Brexit: Five things we learnt this week
A round up of this week's biggest Brexit news.
1. A third of large EU companies expect to be damaged from Brexit talks
One in three large European companies have said they expect their business will suffer damage from talks surrounding the UK exiting the EU, according to a report by Deloitte.
The Big Four firm surveyed 1,148 CFOs in the EU, Russia, Turkey Norway and Switzerland, with 37% saying they expect damage and another 50% saying they would be unaffected. Only 5% said the talks would provide their company with gains.
David Sproul, Chief Executive of Deloitte UK, said: "Concerns around regulatory change are the biggest concern, but curbs on workforce mobility and export opportunities are also cited as risks to European businesses.”
2. Tax cuts unlikely as a result of economic slowdown
Chancellor Philip Hammond will have little room to implement large tax cuts in this year’s Autumn Statement according to a report by PwC.
The consultancy firm published new GDP forecasts for next year which considers the potential effects of the Brexit vote. The Big Four firm expects Hammond will be able to spend on some large infrastructure projects, but will not be able to offer any substantial tax cuts.
“It will not be ‘this is the end of austerity’,” said John Hawkswoth, PwC Chief Economist.
“It will be austerity delayed rather than cancelled.”
Source: The Guardian
3. Deloitte will move out of the UK if immigration is restricted
Deloitte issued a stark warning to Theresa May that it will move operations out of the UK if the Government placed tough restrictions on immigration.
David Sproul, Chief Executive of Deloitte UK, said: "We have more than 100 nationalities working for us in the UK. Having a diverse workforce is vital in terms of allowing us to grow and innovate."
He added that if there was a strong crack down on immigration, the Big Four firm would “reluctantly” move some of its work out of the UK.
Source: Sky News
4. Brexit is putting too much pressure on the civil service, say its Chief Executive
The workload passed on to the civil service related to delivering Brexit is "the hardest thing any of us have had to deal with", according to its Chief Executive John Manzoni.
He said: "Along comes Brexit – 90% of your business has just changed," he said. "How do we absorb that? The fact is we need to go back, we need to re-plan, we need to be realistic, we can't do it all – it won't all happen within the existing envelope."
5. ‘Travel tax’ for Brits post Brexit
The EU Commission has said that UK citizens will be required to pay a fee and fill in a document when traveling into EU countries after Brexit takes effect.
The system will mirror that of the US visa waiver scheme and will require Brits to pay a five euro (£4.29) fee as well as completing an online form.
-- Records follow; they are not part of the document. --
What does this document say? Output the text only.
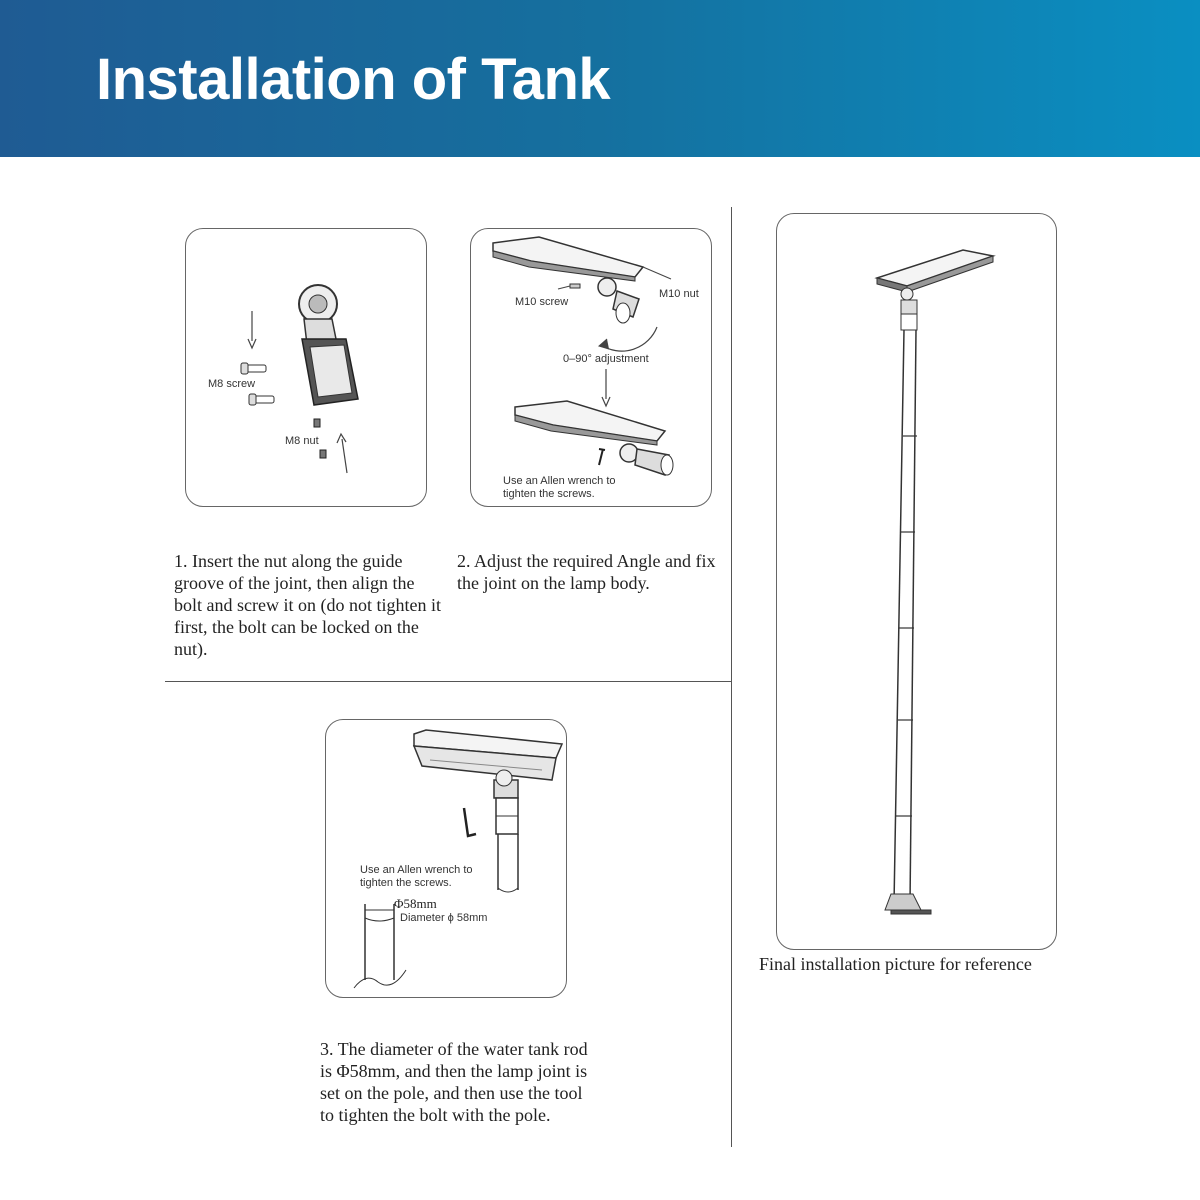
Installation of Tank
M8 screw
M8 nut
M10 screw
M10 nut
0–90° adjustment
Use an Allen wrench to
tighten the screws.
Use an Allen wrench to
tighten the screws.
Φ58mm
Diameter ϕ 58mm

1. Insert the nut along the guide groove of the joint, then align the bolt and screw it on (do not tighten it first, the bolt can be locked on the nut).

2. Adjust the required Angle and fix the joint on the lamp body.

3. The diameter of the water tank rod is Φ58mm, and then the lamp joint is set on the pole, and then use the tool to tighten the bolt with the pole.

Final installation picture for reference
Sir Julian King, the EU’s Security Commissioner, said: "Terrorists and criminals don't care much for national borders. The only way to defeat them is by working together effectively.
"Etias will help do that, by spotting problem individuals and stopping them from coming, we'll enhance Europe's internal security."
However, Labour MP Stephen Kinnock said that the system “is yet more evidence of the hidden cost of Brexit.”